For Chez Derriere’s final project, Food Futures, the gallery will function as an explorative art restaurant for two nights. Join us for a meal, to celebrate, discuss and imagine the future of food with this group of inspiring collaborators and artists.
For Food Futures: Local Harvest, on 2 December, artists and designers Adam Ben-Dror, Chris Berthelsen and Rebecca Swan will be imagining a collaborative and sustainable future, where food production is localised and driven by communities. Join us at Chez Derriere for a banquet of fresh produce sourced from backyards, abandoned parking lots and local community gardens.
The vegetarian meal will be served on wood-fired ceramic serving plates (made at Wood Fired Pottery School) and eaten with handmade cutlery, lit by lights made from foraged materials and discarded electronics and powered by old car batteries. Rebecca Swan will be presenting an immersive video installation and will be talking about ideas around the living soil web and compost.

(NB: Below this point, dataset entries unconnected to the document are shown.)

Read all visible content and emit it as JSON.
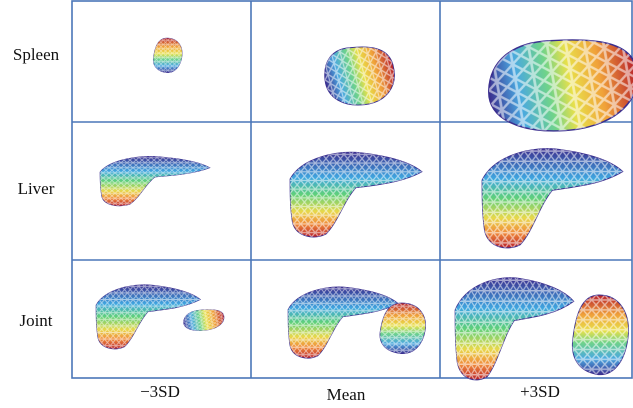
{
  "row_labels": [
    "Spleen",
    "Liver",
    "Joint"
  ],
  "column_labels": [
    "−3SD",
    "Mean",
    "+3SD"
  ]
}
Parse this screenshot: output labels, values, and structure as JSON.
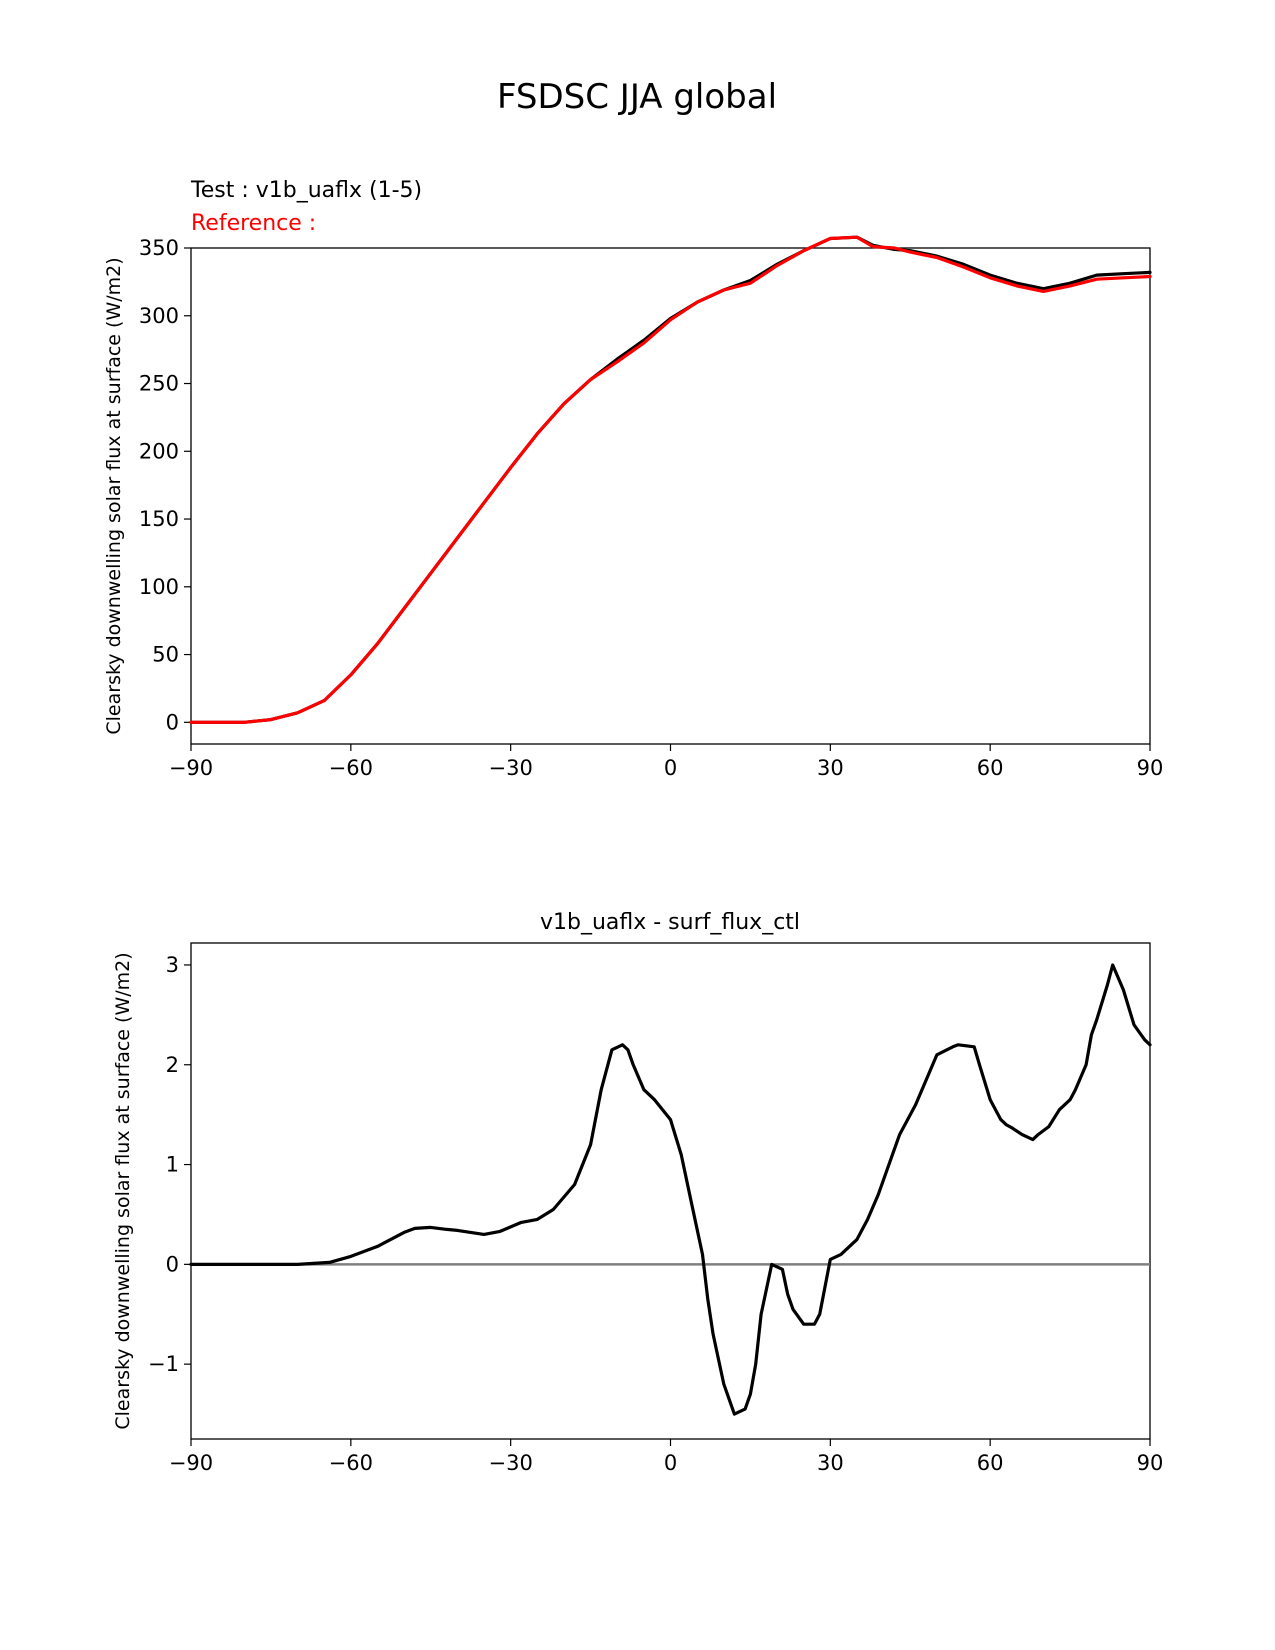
{
  "figure": {
    "title": "FSDSC JJA global"
  },
  "colors": {
    "test": "#000000",
    "reference": "#ff0000",
    "zero_line": "#808080",
    "axes": "#000000"
  },
  "chart_data": [
    {
      "type": "line",
      "test_label": "Test : v1b_uaflx (1-5)",
      "reference_label": "Reference :",
      "xlabel": "",
      "ylabel": "Clearsky downwelling solar flux at surface (W/m2)",
      "xlim": [
        -90,
        90
      ],
      "ylim": [
        -16,
        350
      ],
      "xticks": [
        -90,
        -60,
        -30,
        0,
        30,
        60,
        90
      ],
      "xtick_labels": [
        "−90",
        "−60",
        "−30",
        "0",
        "30",
        "60",
        "90"
      ],
      "yticks": [
        0,
        50,
        100,
        150,
        200,
        250,
        300,
        350
      ],
      "ytick_labels": [
        "0",
        "50",
        "100",
        "150",
        "200",
        "250",
        "300",
        "350"
      ],
      "series": [
        {
          "name": "test",
          "x": [
            -90,
            -80,
            -75,
            -70,
            -65,
            -60,
            -55,
            -50,
            -45,
            -40,
            -35,
            -30,
            -25,
            -20,
            -15,
            -10,
            -5,
            0,
            5,
            10,
            15,
            20,
            25,
            30,
            35,
            38,
            42,
            45,
            50,
            55,
            60,
            65,
            70,
            75,
            80,
            85,
            90
          ],
          "y": [
            0,
            0,
            2,
            7,
            16,
            35,
            58,
            84,
            110,
            136,
            162,
            188,
            213,
            235,
            253,
            268,
            282,
            298,
            310,
            319,
            326,
            338,
            348,
            357,
            358,
            352,
            349,
            348,
            344,
            338,
            330,
            324,
            320,
            324,
            330,
            331,
            332
          ]
        },
        {
          "name": "reference",
          "x": [
            -90,
            -80,
            -75,
            -70,
            -65,
            -60,
            -55,
            -50,
            -45,
            -40,
            -35,
            -30,
            -25,
            -20,
            -15,
            -10,
            -5,
            0,
            5,
            10,
            15,
            20,
            25,
            30,
            35,
            38,
            42,
            45,
            50,
            55,
            60,
            65,
            70,
            75,
            80,
            85,
            90
          ],
          "y": [
            0,
            0,
            2,
            7,
            16,
            35,
            58,
            84,
            110,
            136,
            162,
            188,
            213,
            235,
            253,
            266,
            280,
            297,
            310,
            319,
            324,
            337,
            348,
            357,
            358,
            351,
            350,
            347,
            343,
            336,
            328,
            322,
            318,
            322,
            327,
            328,
            329
          ]
        }
      ]
    },
    {
      "type": "line",
      "title": "v1b_uaflx - surf_flux_ctl",
      "xlabel": "",
      "ylabel": "Clearsky downwelling solar flux at surface (W/m2)",
      "xlim": [
        -90,
        90
      ],
      "ylim": [
        -1.75,
        3.22
      ],
      "xticks": [
        -90,
        -60,
        -30,
        0,
        30,
        60,
        90
      ],
      "xtick_labels": [
        "−90",
        "−60",
        "−30",
        "0",
        "30",
        "60",
        "90"
      ],
      "yticks": [
        -1,
        0,
        1,
        2,
        3
      ],
      "ytick_labels": [
        "−1",
        "0",
        "1",
        "2",
        "3"
      ],
      "zero_line": 0,
      "series": [
        {
          "name": "difference",
          "x": [
            -90,
            -80,
            -70,
            -64,
            -60,
            -55,
            -50,
            -48,
            -45,
            -42,
            -40,
            -35,
            -32,
            -28,
            -25,
            -22,
            -18,
            -15,
            -13,
            -11,
            -9,
            -8,
            -7,
            -5,
            -3,
            0,
            2,
            4,
            6,
            7,
            8,
            10,
            12,
            14,
            15,
            16,
            17,
            19,
            21,
            22,
            23,
            25,
            27,
            28,
            30,
            32,
            33,
            35,
            37,
            39,
            41,
            43,
            46,
            50,
            53,
            54,
            57,
            58,
            60,
            62,
            63,
            64,
            66,
            68,
            69,
            71,
            73,
            75,
            76,
            78,
            79,
            80,
            82,
            83,
            85,
            87,
            89,
            90
          ],
          "y": [
            0,
            0,
            0,
            0.02,
            0.08,
            0.18,
            0.32,
            0.36,
            0.37,
            0.35,
            0.34,
            0.3,
            0.33,
            0.42,
            0.45,
            0.55,
            0.8,
            1.2,
            1.75,
            2.15,
            2.2,
            2.15,
            2.0,
            1.75,
            1.65,
            1.45,
            1.1,
            0.6,
            0.1,
            -0.35,
            -0.7,
            -1.2,
            -1.5,
            -1.45,
            -1.3,
            -1.0,
            -0.5,
            0.0,
            -0.05,
            -0.3,
            -0.45,
            -0.6,
            -0.6,
            -0.5,
            0.05,
            0.1,
            0.15,
            0.25,
            0.45,
            0.7,
            1.0,
            1.3,
            1.6,
            2.1,
            2.18,
            2.2,
            2.18,
            2.0,
            1.65,
            1.45,
            1.4,
            1.37,
            1.3,
            1.25,
            1.3,
            1.38,
            1.55,
            1.65,
            1.75,
            2.0,
            2.3,
            2.45,
            2.8,
            3.0,
            2.75,
            2.4,
            2.25,
            2.2
          ]
        }
      ]
    }
  ]
}
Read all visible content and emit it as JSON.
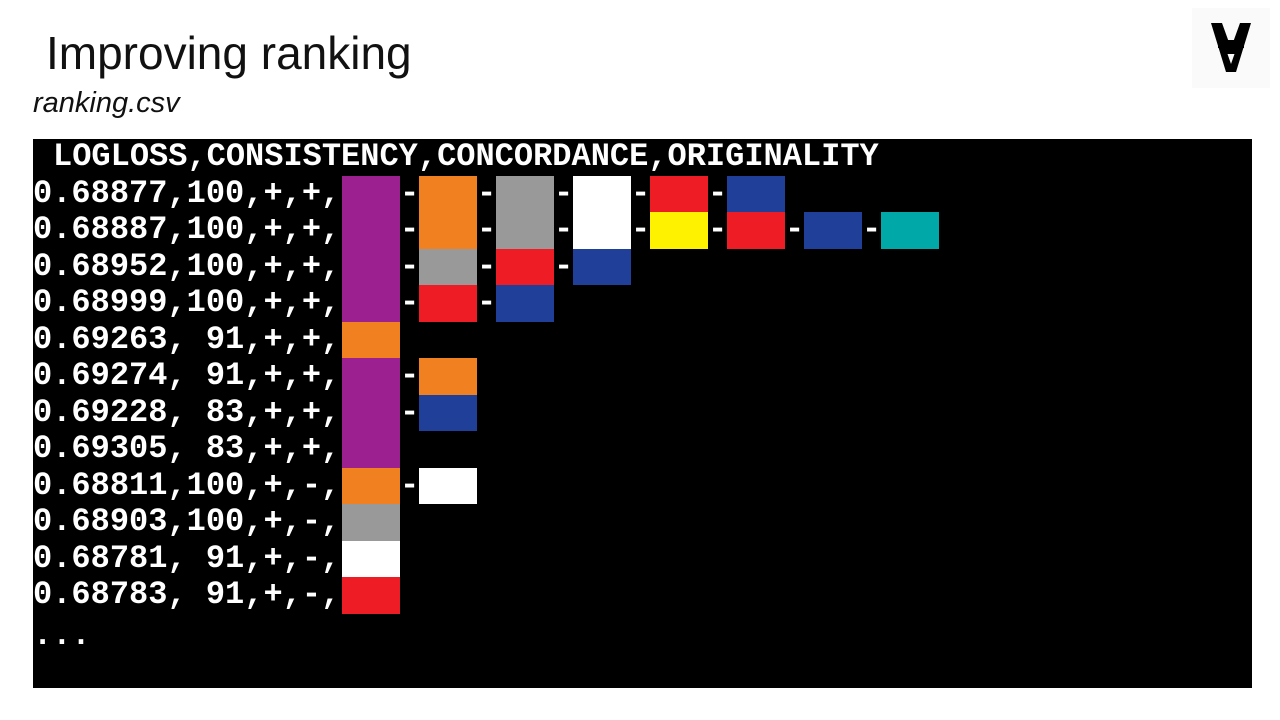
{
  "slide": {
    "title": "Improving ranking",
    "subtitle": "ranking.csv",
    "logo_icon": "inverted-a-logo-icon"
  },
  "terminal": {
    "header": "LOGLOSS,CONSISTENCY,CONCORDANCE,ORIGINALITY",
    "dash_glyph": "-",
    "ellipsis": "...",
    "colors": {
      "purple": "#9c2090",
      "orange": "#f08020",
      "gray": "#999999",
      "white": "#ffffff",
      "red": "#ee1c24",
      "blue": "#1f3f99",
      "yellow": "#fff200",
      "teal": "#00a8a8"
    },
    "rows": [
      {
        "text": "0.68877,100,+,+,",
        "swatches": [
          "purple",
          "orange",
          "gray",
          "white",
          "red",
          "blue"
        ]
      },
      {
        "text": "0.68887,100,+,+,",
        "swatches": [
          "purple",
          "orange",
          "gray",
          "white",
          "yellow",
          "red",
          "blue",
          "teal"
        ]
      },
      {
        "text": "0.68952,100,+,+,",
        "swatches": [
          "purple",
          "gray",
          "red",
          "blue"
        ]
      },
      {
        "text": "0.68999,100,+,+,",
        "swatches": [
          "purple",
          "red",
          "blue"
        ]
      },
      {
        "text": "0.69263, 91,+,+,",
        "swatches": [
          "orange"
        ]
      },
      {
        "text": "0.69274, 91,+,+,",
        "swatches": [
          "purple",
          "orange"
        ]
      },
      {
        "text": "0.69228, 83,+,+,",
        "swatches": [
          "purple",
          "blue"
        ]
      },
      {
        "text": "0.69305, 83,+,+,",
        "swatches": [
          "purple"
        ]
      },
      {
        "text": "0.68811,100,+,-,",
        "swatches": [
          "orange",
          "white"
        ]
      },
      {
        "text": "0.68903,100,+,-,",
        "swatches": [
          "gray"
        ]
      },
      {
        "text": "0.68781, 91,+,-,",
        "swatches": [
          "white"
        ]
      },
      {
        "text": "0.68783, 91,+,-,",
        "swatches": [
          "red"
        ]
      }
    ]
  }
}
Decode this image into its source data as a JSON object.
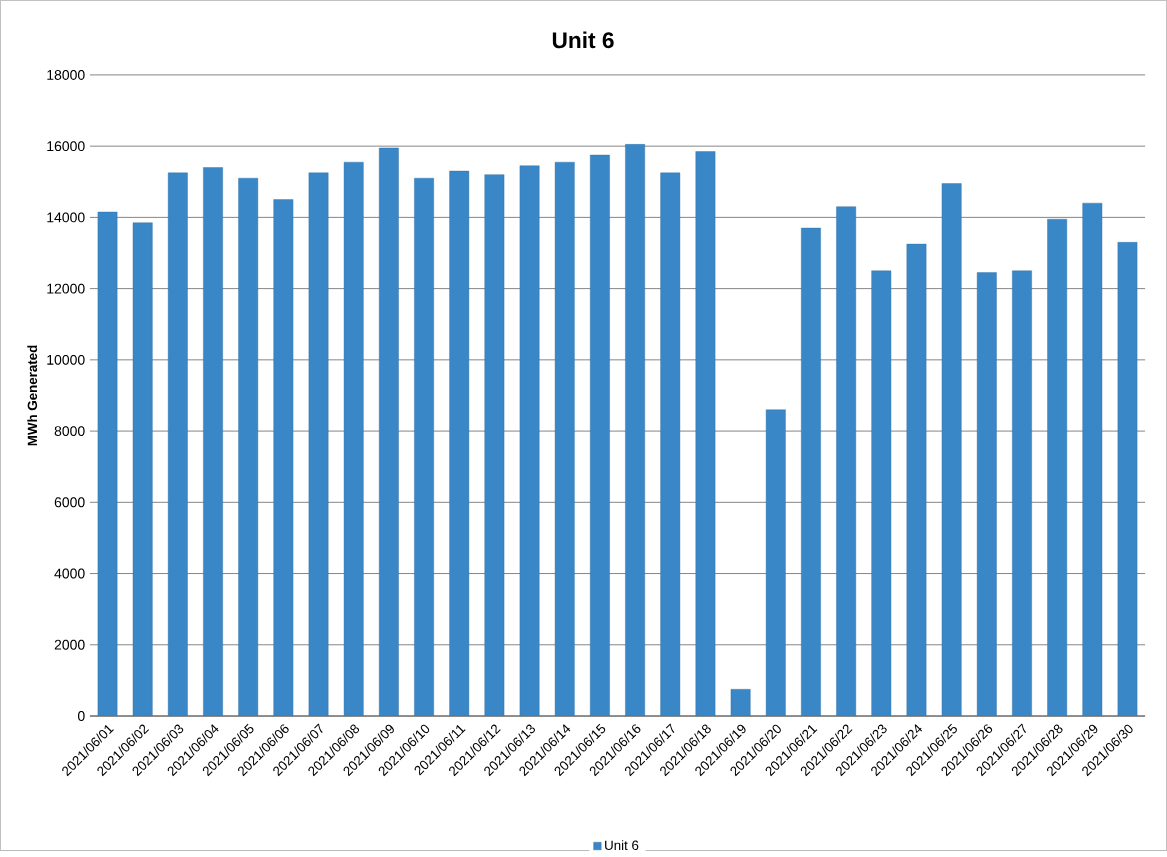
{
  "chart_data": {
    "type": "bar",
    "title": "Unit 6",
    "ylabel": "MWh Generated",
    "categories": [
      "2021/06/01",
      "2021/06/02",
      "2021/06/03",
      "2021/06/04",
      "2021/06/05",
      "2021/06/06",
      "2021/06/07",
      "2021/06/08",
      "2021/06/09",
      "2021/06/10",
      "2021/06/11",
      "2021/06/12",
      "2021/06/13",
      "2021/06/14",
      "2021/06/15",
      "2021/06/16",
      "2021/06/17",
      "2021/06/18",
      "2021/06/19",
      "2021/06/20",
      "2021/06/21",
      "2021/06/22",
      "2021/06/23",
      "2021/06/24",
      "2021/06/25",
      "2021/06/26",
      "2021/06/27",
      "2021/06/28",
      "2021/06/29",
      "2021/06/30"
    ],
    "series": [
      {
        "name": "Unit 6",
        "color": "#3a87c8",
        "values": [
          14150,
          13850,
          15250,
          15400,
          15100,
          14500,
          15250,
          15550,
          15950,
          15100,
          15300,
          15200,
          15450,
          15550,
          15750,
          16050,
          15250,
          15850,
          750,
          8600,
          13700,
          14300,
          12500,
          13250,
          14950,
          12450,
          12500,
          13950,
          14400,
          13300
        ]
      }
    ],
    "ylim": [
      0,
      18000
    ],
    "yticks": [
      0,
      2000,
      4000,
      6000,
      8000,
      10000,
      12000,
      14000,
      16000,
      18000
    ],
    "grid": "y",
    "legend": "bottom"
  }
}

The following event, Food Futures: Kai Māori, on 8 December (please note date change due to illness), journalist and food researcher Charlotte Muru-Lanning (Ngāti Maniapoto, Waikato Tainui, Ngāti Whātua Ōrākei) and chef and wine-maker Matua Murupaenga (Ngāti Kurī, Ngāti Kahu) will host a dinner to explore what kai Māori is and imagine what its future could be. The collaborative menu will feature jelly inspired by pūrākau, native ingredients, and wine from Matua and Imogen Weir’s (Ngāi Tahu) Māori natural wine label Tawhiti.
Both events are now fully booked.
About the artists and collaborators
Adam Ben-Dror is a multidisciplinary artist, designer and inventor based in Tāmaki Makaurau, Auckland. With Xin Cheng he co-runs Local Making, a neighbourhood-scaled laboratory for living and making together amongst the more-than-human Anthropocene. Adam teaches design at the University of Auckland and is a facilitator with the Compost Collective. He studied fine arts at the University of Auckland, design at Victoria University Wellington and robotics at Carnegie Mellon, Pittsburgh, USA.
Chris Berthelsen likes to explore environments for creative activity, resident-led modification of the everyday environment, and alternative education(s). He is based in Tāmaki Makaurau and often runs multi-layered public projects throughout Aotearoa and Japan which experiment with public/private space, Making Friends, working in public, trust and hope, and making-do with resources at hand. He is a co-founder of Activities and Research in Environments for Creativity Trust (Tāmaki Makaurau) and Tanushimaru Institute for Art Research (Fukuoka, Japan), and was Deputy-Chairperson, of the Mairangi Arts Centre Trust (Tāmaki Makaurau) (2017-2021).
Rebecca Swan is a photographer, video artist and soil geek based in Tāmaki Makaurau. She is co-founder of Growing Point, a research education and innovation hub where they grow soil, food and community, from their base at Dignan St Community garden in Point Chevalier. Swan’s work has been published, exhibited and collected in Aotearoa and internationally. She won the S+ART award and in 2018 was awarded the Fulbright Visual Artists NZ Scholar Award.
Charlotte Muru-Lanning (Ngāti Maniapoto, Waikato Tainui, Ngāti Whātua Ōrākei) is a Tāmaki Makaurau-based journalist and food researcher. She is a staff writer at The Spinoff and edits their weekly food newsletter The Boil Up. Charlotte is especially interested in how the food we eat (or don't eat) in our everyday lives links to identity, place, work and whakapapa. She is currently undertaking a Masters focused on Indigenous data sovereignty and kai Māori groups on Facebook at The University of Waikato Te Whare Wānanga o Waikato.
Matua Murupaenga (Ngāti Kurī, Ngāti Kahu) is a Tāmaki Makaurau-based chef and winemaker. He’s worked at a number of local restaurants including Pici, Ooh-Fa and Roses Dining Room. Alongside his partner Imogen Weir (Ngāi Tahu) he has created Tawhiti, a Māori natural wine label.